Controlling the Raspberry Pi with Android via the WebSocket protocol

Lead Image © Cameron Ferrelle,

Dancing Lessons

If you want to use an Android app to invite the Raspberry Pi for a dance, you should bring WebSockets to the ball, because the TCP-based protocol makes for smooth communication with the graceful nano-computer.

The various small computers with relatively powerful microprocessors now on the market are attractive to developers, engineers, and makers alike. The processors provide fast and easy access to hardware buses via I2C, 1-Wire, or SPI, allowing users to combine the worlds of software and electronics.

Connecting data to the real world – for example, by reading external sensors or controlling actuators – calls for simple and efficient communication between a client and server, as provided by the WebSocket protocol. Basically, this technology is used when you want to realize fast and powerful, bi-directional communication in real time between web applications and clients.

In this article, I present two sample projects involving the operation of a Raspberry Pi as a WebSocket server to which a WebSocket client sends asynchronous broadcast messages. The projects are realized by means of a C implementation of the popular WebSocket protocol. With the use of software libraries, you can establish a handy communications channel without the need for a comprehensive knowledge of networking.


WebSockets fills a gap left by the HTTP protocol, which operates on a question-and-answer basis but has not been able to handle the needs of many applications and their developers for a long time.

In the beginning, HTTP developers tried to expand the protocol with active queries to create the impression of asynchronicity. This so-called polling method is a trick that sends multiple queries to the server to determine whether the data for the client is already readable. In practice, this method proves to be inefficient because it creates a great deal of traffic, which in turn burdens the network.

In seeking a solution to these problems, W3C and IETF developed a new standard in December 2011. The new standard consists of a WebSocket protocol that processes a bi-directional exchange of data via a TCP connection. As illustrated in Figure 1, the standard uses the typical TCP protocol, but it intercepts the connection between server and client during the typical HTTP transaction and requests a change and update in protocol.

Figure 1: The handshake procedure for the WebSocket protocol.

The most important advantages of the WebSocket protocol include the following:

  • The protocol enables client-server architectures, which generate minimal network traffic. For example, polling is eliminated.
  • Asynchronous broadcast messages are easy to implement.
  • Users can select the format for uploaded data. For example, a user can choose among JSON and XML files or simple text messages.
  • Transfer channels that have been divided and optimized for the various data types are utilized (e.g., for text and binary files).
  • The protocol can handle encrypted connections.
  • Many libraries support the WebSocket protocol, and bindings exist for the best known programming languages, such as Java, JavaScript, C#, and PHP.
  • Implementing the protocol is quick and easy. In most cases, the libraries provide the programmer with a high degree of abstraction. This avoids the necessity of knowing details for building, formatting, and sending data frames.
  • Most of the well-known Internet browsers support WebSocket technology.

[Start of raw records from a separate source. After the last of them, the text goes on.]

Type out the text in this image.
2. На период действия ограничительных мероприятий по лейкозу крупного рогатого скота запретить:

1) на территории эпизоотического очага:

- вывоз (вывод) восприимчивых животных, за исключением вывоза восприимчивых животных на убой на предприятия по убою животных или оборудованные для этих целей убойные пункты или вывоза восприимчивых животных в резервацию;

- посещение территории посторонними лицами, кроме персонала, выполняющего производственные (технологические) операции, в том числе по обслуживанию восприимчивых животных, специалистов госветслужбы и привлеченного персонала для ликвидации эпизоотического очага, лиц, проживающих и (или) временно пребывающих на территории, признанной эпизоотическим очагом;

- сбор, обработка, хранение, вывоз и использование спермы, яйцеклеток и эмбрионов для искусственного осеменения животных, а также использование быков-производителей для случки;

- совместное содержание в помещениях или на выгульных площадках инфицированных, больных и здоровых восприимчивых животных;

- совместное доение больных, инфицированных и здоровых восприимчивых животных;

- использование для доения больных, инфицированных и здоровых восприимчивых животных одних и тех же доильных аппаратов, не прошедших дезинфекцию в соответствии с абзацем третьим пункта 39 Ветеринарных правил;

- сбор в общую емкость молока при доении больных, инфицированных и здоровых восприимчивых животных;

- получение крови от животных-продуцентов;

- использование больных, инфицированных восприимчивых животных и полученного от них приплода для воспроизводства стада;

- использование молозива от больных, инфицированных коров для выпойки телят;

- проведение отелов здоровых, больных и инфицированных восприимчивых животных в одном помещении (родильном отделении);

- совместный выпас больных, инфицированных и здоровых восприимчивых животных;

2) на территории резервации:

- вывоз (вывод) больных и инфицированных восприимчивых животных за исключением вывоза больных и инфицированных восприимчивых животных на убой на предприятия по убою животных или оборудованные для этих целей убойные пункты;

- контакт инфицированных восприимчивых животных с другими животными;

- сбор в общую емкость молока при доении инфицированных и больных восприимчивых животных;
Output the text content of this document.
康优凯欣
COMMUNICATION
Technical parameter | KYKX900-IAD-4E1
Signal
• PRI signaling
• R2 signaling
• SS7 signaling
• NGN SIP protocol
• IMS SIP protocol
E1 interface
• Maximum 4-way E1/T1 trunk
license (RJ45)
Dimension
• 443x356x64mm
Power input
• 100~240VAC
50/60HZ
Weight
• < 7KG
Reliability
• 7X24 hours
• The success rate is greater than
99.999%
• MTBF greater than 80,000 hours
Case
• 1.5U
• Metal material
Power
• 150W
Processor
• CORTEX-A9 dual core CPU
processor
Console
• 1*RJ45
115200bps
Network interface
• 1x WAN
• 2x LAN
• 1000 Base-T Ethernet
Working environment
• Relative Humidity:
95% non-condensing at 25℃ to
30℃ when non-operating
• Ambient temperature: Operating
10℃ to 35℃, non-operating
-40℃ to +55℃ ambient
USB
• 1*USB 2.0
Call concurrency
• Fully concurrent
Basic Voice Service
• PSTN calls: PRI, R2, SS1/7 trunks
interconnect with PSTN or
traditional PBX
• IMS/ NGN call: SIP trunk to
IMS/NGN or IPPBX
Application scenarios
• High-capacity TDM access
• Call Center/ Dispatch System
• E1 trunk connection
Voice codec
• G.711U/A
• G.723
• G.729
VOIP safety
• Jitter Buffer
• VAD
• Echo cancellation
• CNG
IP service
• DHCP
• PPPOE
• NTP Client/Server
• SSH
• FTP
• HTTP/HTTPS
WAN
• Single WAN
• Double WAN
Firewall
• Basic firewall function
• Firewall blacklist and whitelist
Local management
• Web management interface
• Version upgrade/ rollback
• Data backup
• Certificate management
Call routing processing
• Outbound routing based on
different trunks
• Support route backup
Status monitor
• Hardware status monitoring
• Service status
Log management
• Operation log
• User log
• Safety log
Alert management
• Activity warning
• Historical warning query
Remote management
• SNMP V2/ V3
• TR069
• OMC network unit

WebSockets were originally intended to take care of communication between Internet browsers and Internet services. However, the protocol soon saw application in other architectures, such as home automation projects, communication programs, or multiplayer games. In the example presented in this article, WebSockets are used to connect the Raspberry Pi single-board computer with Android mobile devices.

Twice the Fun

The article shows how to build two applications (Figure 2) on top of the WebSocket API. The WebSocket server acts as a simple echo server, whereas the WebSocket client runs on Android and sends and receives data as simple JSON objects to and from the server.

Figure 2: The Raspberry Pi used for the project presented in this article works as a WebSocket server and at the same time takes care of two tasks. First, it acts as a simple echo server. Second, it sends a message to the smartphone as soon as someone plugs in a USB stick.

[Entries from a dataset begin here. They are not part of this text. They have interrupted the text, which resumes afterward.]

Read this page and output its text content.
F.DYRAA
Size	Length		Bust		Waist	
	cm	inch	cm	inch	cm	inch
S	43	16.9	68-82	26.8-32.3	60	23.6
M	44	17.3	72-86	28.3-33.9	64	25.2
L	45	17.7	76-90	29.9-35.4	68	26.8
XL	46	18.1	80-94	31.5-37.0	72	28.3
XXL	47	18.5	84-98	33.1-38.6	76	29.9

The program code implements the echo function and the capability for sending asynchronous broadcast messages to all of the clients connected to the server. To avoid writing yet another article on GPIO monitoring, I assume that the server and client applications exchange asynchronous D-Bus signals, which in my example are generated by the udisks daemon. Concretely, the server needs to send a message to the client application on the Android device as soon as a user plugs a USB stick into the Raspberry Pi. The message then appears on the Android device. Figure 2 shows the schematics of the design.

Figure 3 shows the main window in the application for the WebSocket client. It consists of a graphical interface with three EditBox elements. The user inputs text, providing parameters such as an IP address, the number of ports, and a timeout in milliseconds to be used by the program. The socket connects to the Raspberry Pi when the Connect button is pressed. The user sends commands to the server via the EditBox field in the lower part of the screen. Each message sent via this method appears in the middle of the screen.

Figure 3: The user interface for the WebSocketsClient application.

Although the Internet application described here was developed and tested on a Raspberry Pi, readers without access to an ARM computer can also compile and test the project on a Linux computer [1]. Current versions of the source code for the server [2] and the client [3] are available on GitHub.